# Stock VRBLK3 maps issue - has anyone found a fix?



## tomster2300 (Apr 3, 2012)

Hey guys. I'm still experiencing the same Google Maps issue that has seemed to plague the S3 since this past summer - Maps / Nav flickers and redraws constantly, and then freezes (the entire phone freezes / unfreezes) and then finally FCs when the satellite layer is turned on. I've had this issue across all ROMs that I have tried, and finally Odin'd to the latest OTA (full wipe, unrooted and locked bootloader) just to see if it fixed it. It did not.

Has anyone found a fix for this? This is REALLY beginning to bug me.


----------



## TenderloinShadow (Nov 4, 2011)

really? even on stock it flickers? that's weird. Flickering is normal on AOSP based ROMs, but if it's happening on Stock... honestly I haven't run a stock build in forever, so I got nothing. sorry.


----------



## tomster2300 (Apr 3, 2012)

TenderloinShadow said:


> really? even on stock it flickers? that's weird. Flickering is normal on AOSP based ROMs, but if it's happening on Stock... honestly I haven't run a stock build in forever, so I got nothing. sorry.


Yessir, but it doesn't seem to be happening for everyone. A friend of mine had his S3 replaced and has remained on stock since (he doesn't even have root) and he says his works fine.

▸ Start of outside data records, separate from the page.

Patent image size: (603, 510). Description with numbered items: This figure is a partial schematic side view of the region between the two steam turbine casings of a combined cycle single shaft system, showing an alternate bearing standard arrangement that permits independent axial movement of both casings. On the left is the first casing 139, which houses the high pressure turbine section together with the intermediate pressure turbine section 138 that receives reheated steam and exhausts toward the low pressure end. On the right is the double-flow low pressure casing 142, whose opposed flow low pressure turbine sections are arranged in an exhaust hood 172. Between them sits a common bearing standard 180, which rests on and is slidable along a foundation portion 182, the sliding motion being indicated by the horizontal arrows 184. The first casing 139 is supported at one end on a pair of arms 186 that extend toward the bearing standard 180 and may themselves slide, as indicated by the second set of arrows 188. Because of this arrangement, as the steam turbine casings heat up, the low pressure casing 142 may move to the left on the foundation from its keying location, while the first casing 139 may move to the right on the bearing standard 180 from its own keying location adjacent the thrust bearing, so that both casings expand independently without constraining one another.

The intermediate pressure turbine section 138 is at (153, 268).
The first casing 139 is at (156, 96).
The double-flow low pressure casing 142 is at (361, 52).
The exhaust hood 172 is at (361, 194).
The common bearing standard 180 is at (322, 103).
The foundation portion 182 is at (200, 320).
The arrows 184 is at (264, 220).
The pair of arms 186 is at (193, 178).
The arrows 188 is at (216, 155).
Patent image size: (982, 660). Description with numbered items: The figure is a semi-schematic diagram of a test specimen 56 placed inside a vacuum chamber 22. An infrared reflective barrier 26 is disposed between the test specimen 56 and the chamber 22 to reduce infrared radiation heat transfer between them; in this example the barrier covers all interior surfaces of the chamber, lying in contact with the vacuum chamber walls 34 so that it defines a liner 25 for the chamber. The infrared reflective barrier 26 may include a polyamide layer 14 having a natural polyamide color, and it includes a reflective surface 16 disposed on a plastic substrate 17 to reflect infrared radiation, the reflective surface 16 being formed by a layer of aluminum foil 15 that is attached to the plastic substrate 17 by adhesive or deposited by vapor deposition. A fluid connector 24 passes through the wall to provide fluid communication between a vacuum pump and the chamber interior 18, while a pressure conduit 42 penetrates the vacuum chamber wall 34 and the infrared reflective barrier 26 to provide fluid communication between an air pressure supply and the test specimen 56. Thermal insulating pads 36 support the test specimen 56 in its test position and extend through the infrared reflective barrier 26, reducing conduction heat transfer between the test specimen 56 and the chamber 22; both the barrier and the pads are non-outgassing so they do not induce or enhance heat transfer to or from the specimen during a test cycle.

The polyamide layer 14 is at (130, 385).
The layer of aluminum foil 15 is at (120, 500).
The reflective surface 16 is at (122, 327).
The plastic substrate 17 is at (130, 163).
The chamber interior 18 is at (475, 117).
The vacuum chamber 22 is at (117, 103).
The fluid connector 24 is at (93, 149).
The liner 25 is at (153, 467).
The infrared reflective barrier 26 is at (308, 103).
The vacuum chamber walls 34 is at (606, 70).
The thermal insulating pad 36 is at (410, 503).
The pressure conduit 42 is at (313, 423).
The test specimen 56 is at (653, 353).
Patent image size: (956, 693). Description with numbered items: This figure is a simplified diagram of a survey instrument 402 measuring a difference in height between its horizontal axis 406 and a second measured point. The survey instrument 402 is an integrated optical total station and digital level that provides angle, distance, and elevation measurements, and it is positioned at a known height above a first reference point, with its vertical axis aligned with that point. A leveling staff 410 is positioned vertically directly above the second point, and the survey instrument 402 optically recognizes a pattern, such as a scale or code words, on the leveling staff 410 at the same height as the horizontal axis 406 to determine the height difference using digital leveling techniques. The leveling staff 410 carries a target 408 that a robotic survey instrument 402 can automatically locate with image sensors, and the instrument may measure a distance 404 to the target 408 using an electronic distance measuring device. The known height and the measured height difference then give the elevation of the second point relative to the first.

I Odin'd back to the original ICS build, then took the OTAs back to JB and tested Maps at each interval. There was no flickering in any of the ICS builds, but it began as soon as I got on JB. Do you think it's a software bug or a hardware issue with mine (and a ton of other people's) phones?


----------



## tomster2300 (Apr 3, 2012)

Here is an ongoing thread on the issue - https://productforums.google.com/forum/?fromgroups=#!topic/maps/IlJDfMkgl3U


----------



## MistaWolfe (Oct 10, 2011)

tomster2300 said:


> Here is an ongoing thread on the issue - https://productforums.google.com/forum/?fromgroups=#!topic/maps/IlJDfMkgl3U


? Never heard of it. Link is generic.

Sent from my SCH-I535 using Tapatalk 2


----------



## Goose306 (Sep 12, 2011)

Same here never heard of it... being as other people are NOT reporting it, that indicates to me its user error of some sort or some change you had done. I have never had said flickering issue.

Have you tried to disable HW Overlays in Developer Options?


----------



## tomster2300 (Apr 3, 2012)

MistaWolfe said:


> Same here never heard of it... being as other people are NOT reporting it, that indicates to me its user error of some sort or some change you had done. I have never had said flickering issue.
> 
> Have you tried to disable HW Overlays in Developer Options?


I did try this and it didn't help.

What has helped was going in and clearing Maps' data and cache, so hopefully I'm good.

Definitely not trying to be rude, but please do not dismiss this issue as something wrong on my end. There seems to be a large number of people who are experiencing this issue and it's a shame that Google and / or Samsung isn't doing much to address it.


----------



## MistaWolfe (Oct 10, 2011)

Wasn't a direct link for me and I didn't feel like searching.

I never knew there was an issue until this thread. I'm pretty active on xda and don't remember it seeing it there. If it's so major, where is everyone?

Not trying to be rude or dismissive either. Just being real.

Sent from my SCH-I535 using Tapatalk 2


----------